Mr Peckover also referred to the sale of Lot 26, adjoining Mr Routh’s Sale No. 1, in May 1995 for $85,000 for 39.08 ha. However, Mr Routh said that it was part of the sale of an aggregation of land from the Moriarty family in circumstances where the land was leased back to the purchasers.
After considering the whole of the evidence, including the relativity of values applied to surrounding properties by Mr Routh, I have come to the conclusion that the subject land is unique in a number of ways. It appears to be the last property in an estate where the better land was subdivided along road frontages. It was therefore left with a long access handle with a narrow frontage to Limerick Drive, opening out to an irregular shaped parcel which included a homesite towards the middle of the property on a higher terrace. However, the terrain made construction of an access road difficult and expensive. The circuitous route along the access handle towards the northern boundary and then back to the house site, which is clearly shown on the aerial photograph exhibit, indicates this difficulty. Mr Peckover said that concrete tracks had to be constructed in places which would otherwise prove impassable. Despite Mr Peckover's intention to run cattle on the property, at this stage the land must be considered as having a highest and best use as a rural homesite. It is clear from the evidence that there are good views from the most appropriate homesite. However, considering the ruggedness of the terrain and the difficulty of gaining access to the homesite, it might well be an unattractive proposition to most purchasers. Mr Routh said that the homesite area is attractive because of its views and the fact that it is away from other people. Although it would be physically possible to build a home on the hatchet handle towards the Limerick Drive frontage, to do so would be to deny enjoyment of the land’s best features.
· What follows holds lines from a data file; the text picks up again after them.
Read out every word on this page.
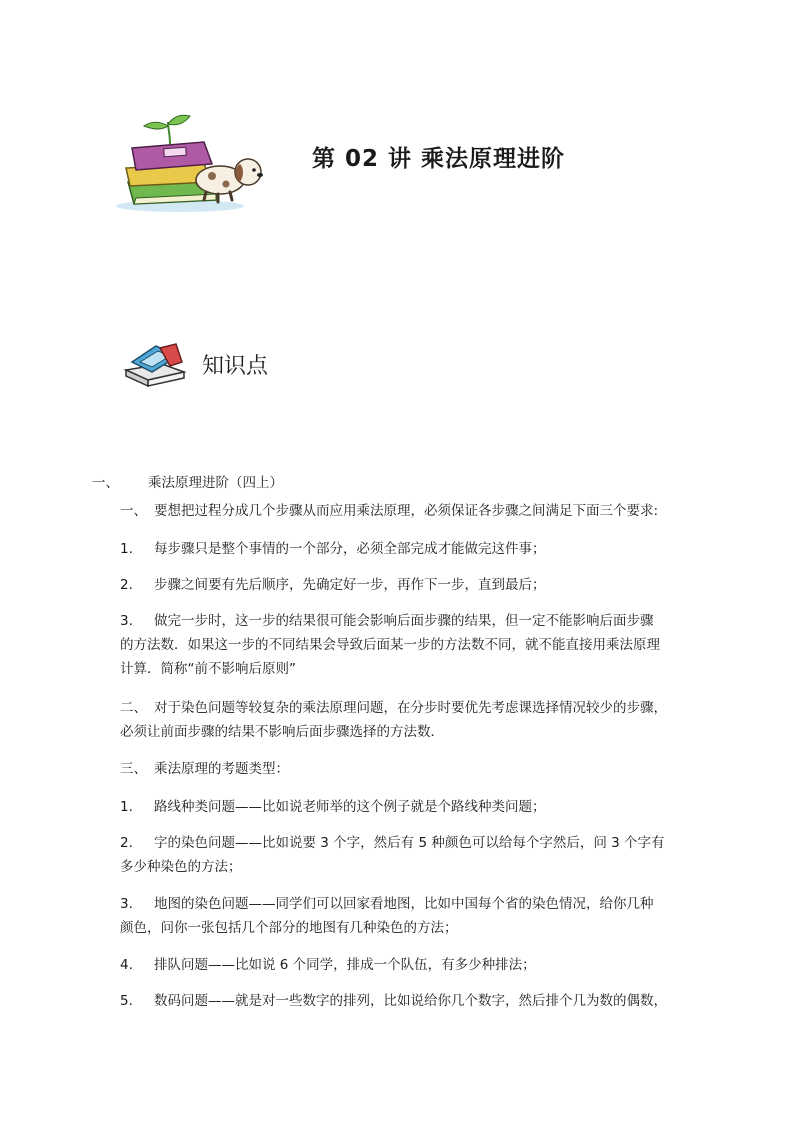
第 02 讲 乘法原理进阶
知识点
一、 乘法原理进阶（四上）
一、 要想把过程分成几个步骤从而应用乘法原理，必须保证各步骤之间满足下面三个要求:
1. 每步骤只是整个事情的一个部分，必须全部完成才能做完这件事；
2. 步骤之间要有先后顺序，先确定好一步，再作下一步，直到最后；
3. 做完一步时，这一步的结果很可能会影响后面步骤的结果，但一定不能影响后面步骤
的方法数．如果这一步的不同结果会导致后面某一步的方法数不同，就不能直接用乘法原理
计算．简称“前不影响后原则”
二、 对于染色问题等较复杂的乘法原理问题，在分步时要优先考虑课选择情况较少的步骤，
必须让前面步骤的结果不影响后面步骤选择的方法数．
三、 乘法原理的考题类型：
1. 路线种类问题——比如说老师举的这个例子就是个路线种类问题；
2. 字的染色问题——比如说要 3 个字，然后有 5 种颜色可以给每个字然后，问 3 个字有
多少种染色的方法；
3. 地图的染色问题——同学们可以回家看地图，比如中国每个省的染色情况，给你几种
颜色，问你一张包括几个部分的地图有几种染色的方法；
4. 排队问题——比如说 6 个同学，排成一个队伍，有多少种排法；
5. 数码问题——就是对一些数字的排列，比如说给你几个数字，然后排个几为数的偶数，
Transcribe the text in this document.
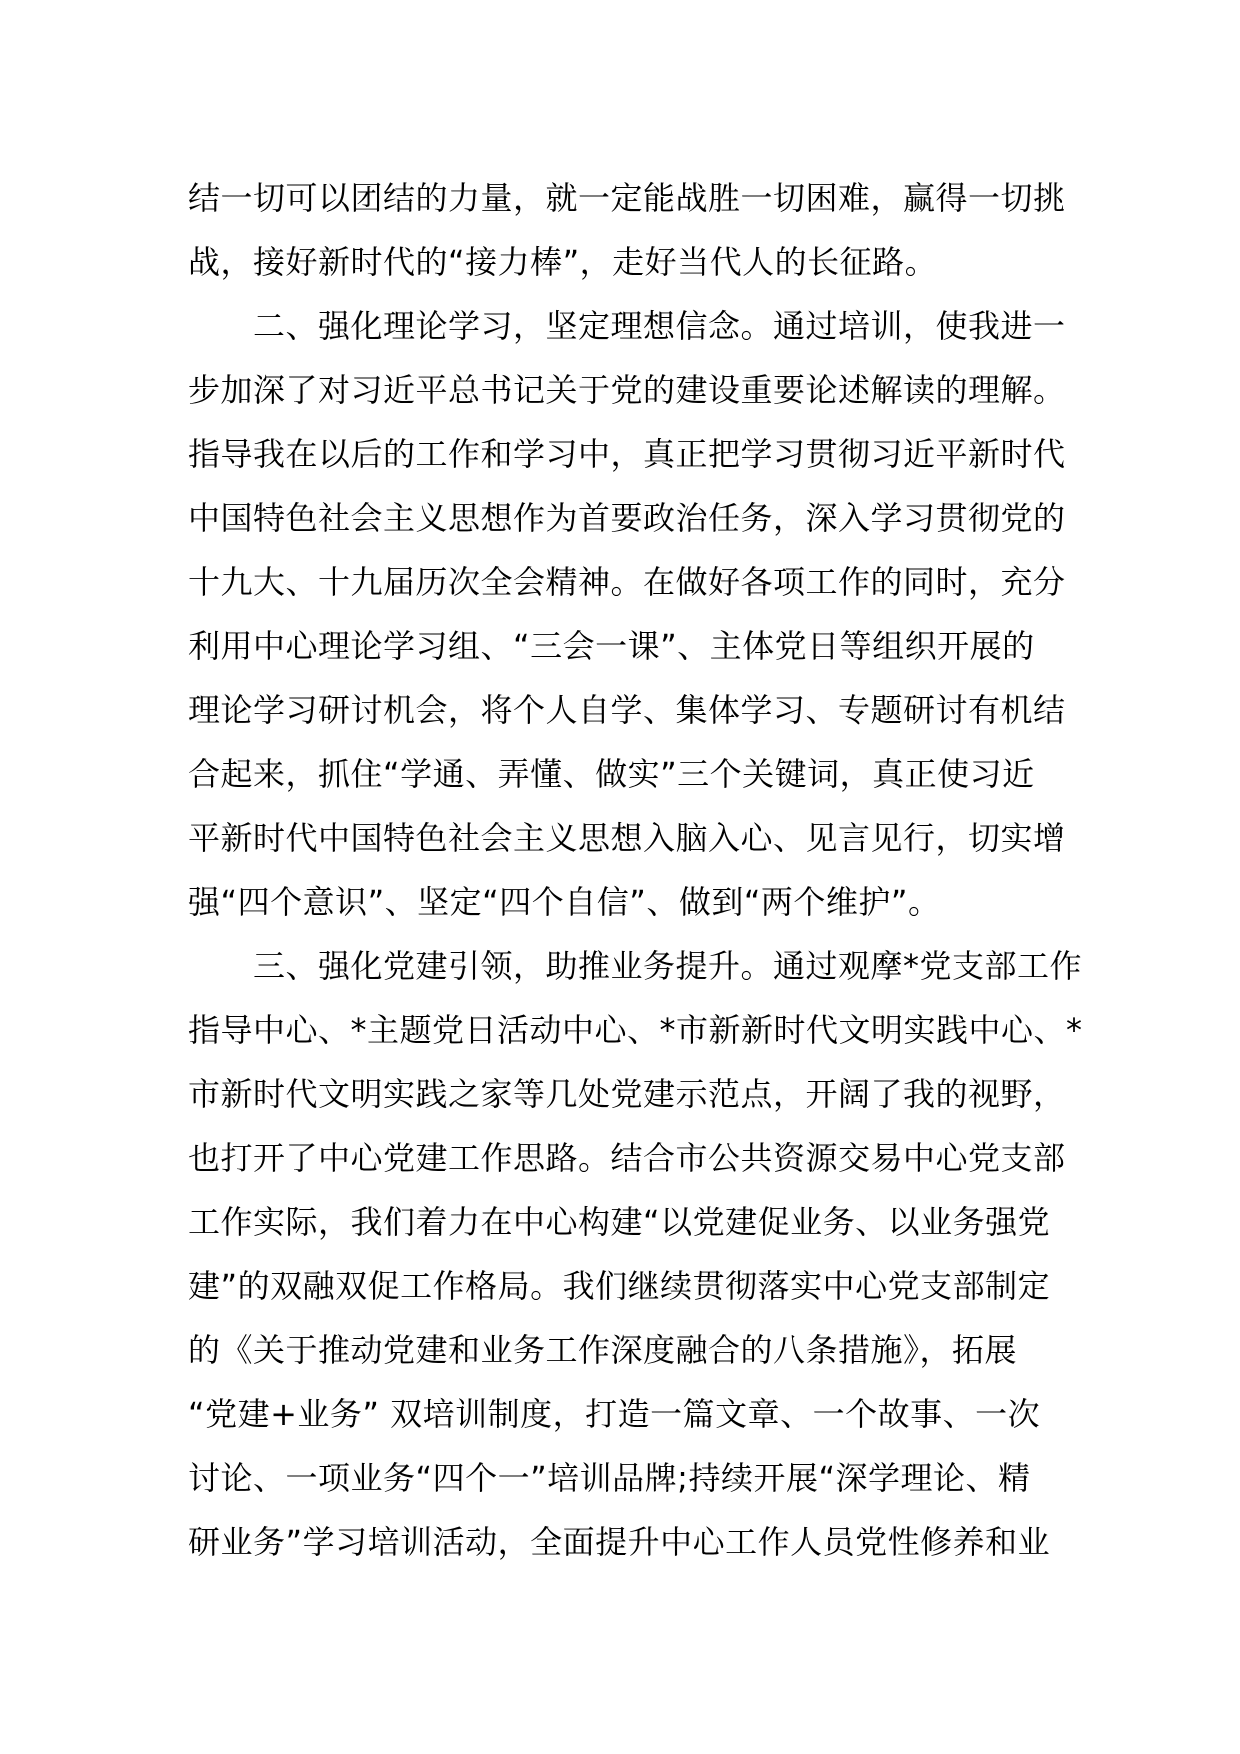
结一切可以团结的力量，就一定能战胜一切困难，赢得一切挑
战，接好新时代的“接力棒”，走好当代人的长征路。
　　二、强化理论学习，坚定理想信念。通过培训，使我进一
步加深了对习近平总书记关于党的建设重要论述解读的理解。
指导我在以后的工作和学习中，真正把学习贯彻习近平新时代
中国特色社会主义思想作为首要政治任务，深入学习贯彻党的
十九大、十九届历次全会精神。在做好各项工作的同时，充分
利用中心理论学习组、“三会一课”、主体党日等组织开展的
理论学习研讨机会，将个人自学、集体学习、专题研讨有机结
合起来，抓住“学通、弄懂、做实”三个关键词，真正使习近
平新时代中国特色社会主义思想入脑入心、见言见行，切实增
强“四个意识”、坚定“四个自信”、做到“两个维护”。
　　三、强化党建引领，助推业务提升。通过观摩*党支部工作
指导中心、*主题党日活动中心、*市新新时代文明实践中心、*
市新时代文明实践之家等几处党建示范点，开阔了我的视野，
也打开了中心党建工作思路。结合市公共资源交易中心党支部
工作实际，我们着力在中心构建“以党建促业务、以业务强党
建”的双融双促工作格局。我们继续贯彻落实中心党支部制定
的《关于推动党建和业务工作深度融合的八条措施》，拓展
“党建+业务” 双培训制度，打造一篇文章、一个故事、一次
讨论、一项业务“四个一”培训品牌;持续开展“深学理论、精
研业务”学习培训活动，全面提升中心工作人员党性修养和业
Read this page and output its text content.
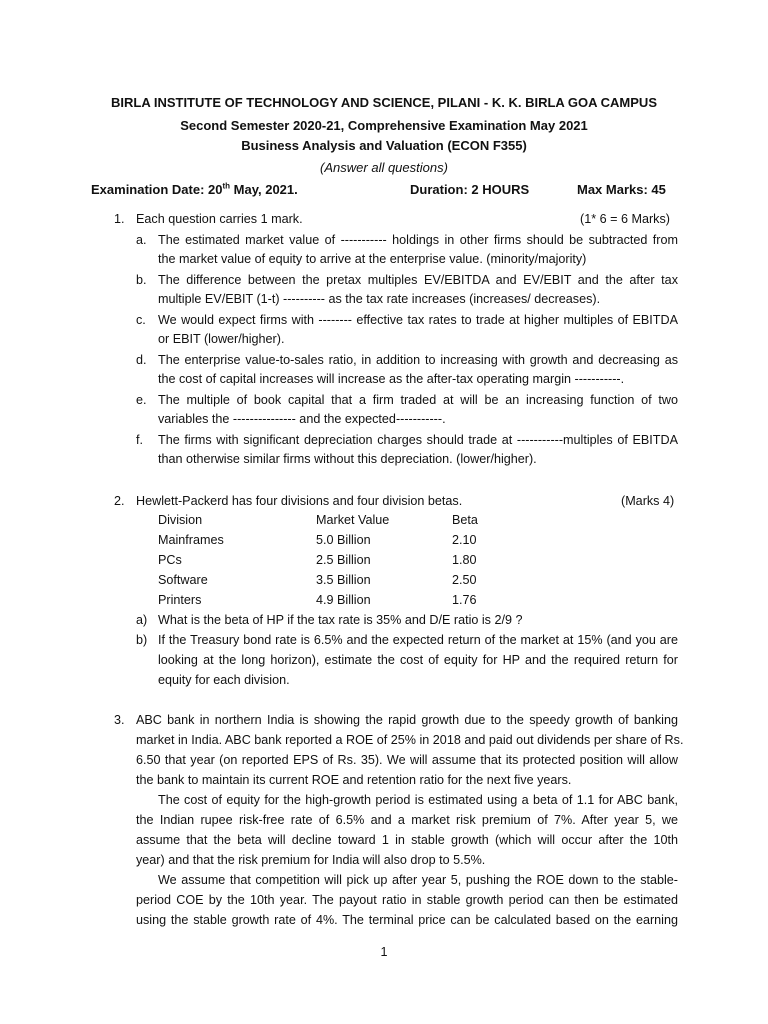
BIRLA INSTITUTE OF TECHNOLOGY AND SCIENCE, PILANI - K. K. BIRLA GOA CAMPUS
Second Semester 2020-21, Comprehensive Examination May 2021
Business Analysis and Valuation (ECON F355)
(Answer all questions)
Examination Date: 20th May, 2021.	Duration: 2 HOURS	Max Marks: 45
1. Each question carries 1 mark.	(1* 6 = 6 Marks)
a. The estimated market value of ----------- holdings in other firms should be subtracted from
the market value of equity to arrive at the enterprise value. (minority/majority)
b. The difference between the pretax multiples EV/EBITDA and EV/EBIT and the after tax
multiple EV/EBIT (1-t) ---------- as the tax rate increases (increases/ decreases).
c. We would expect firms with -------- effective tax rates to trade at higher multiples of EBITDA
or EBIT (lower/higher).
d. The enterprise value-to-sales ratio, in addition to increasing with growth and decreasing as
the cost of capital increases will increase as the after-tax operating margin -----------.
e. The multiple of book capital that a firm traded at will be an increasing function of two
variables the --------------- and the expected-----------.
f. The firms with significant depreciation charges should trade at -----------multiples of EBITDA
than otherwise similar firms without this depreciation. (lower/higher).
2. Hewlett-Packerd has four divisions and four division betas.	(Marks 4)
Division	Market Value	Beta
Mainframes	5.0 Billion	2.10
PCs	2.5 Billion	1.80
Software	3.5 Billion	2.50
Printers	4.9 Billion	1.76
a) What is the beta of HP if the tax rate is 35% and D/E ratio is 2/9 ?
b) If the Treasury bond rate is 6.5% and the expected return of the market at 15% (and you are
looking at the long horizon), estimate the cost of equity for HP and the required return for
equity for each division.
3. ABC bank in northern India is showing the rapid growth due to the speedy growth of banking
market in India. ABC bank reported a ROE of 25% in 2018 and paid out dividends per share of Rs.
6.50 that year (on reported EPS of Rs. 35). We will assume that its protected position will allow
the bank to maintain its current ROE and retention ratio for the next five years.
The cost of equity for the high-growth period is estimated using a beta of 1.1 for ABC bank,
the Indian rupee risk-free rate of 6.5% and a market risk premium of 7%. After year 5, we
assume that the beta will decline toward 1 in stable growth (which will occur after the 10th
year) and that the risk premium for India will also drop to 5.5%.
We assume that competition will pick up after year 5, pushing the ROE down to the stable-
period COE by the 10th year. The payout ratio in stable growth period can then be estimated
using the stable growth rate of 4%. The terminal price can be calculated based on the earning
1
While I can understand Mr Routh's reasoning to apply 15% increase to the subject land based on the sales which he had available, I feel that in all the circumstances a further allowance should be made for the particular disabilities suffered by the land. Therefore, I propose to make a further allowance of $9,000 to recognise those disabilities.
Accordingly, the appeal is allowed, the valuation of the Chief Executive is set aside and the unimproved value of the subject land is determined at One Hundred and Fifteen Thousand Dollars ($115,000).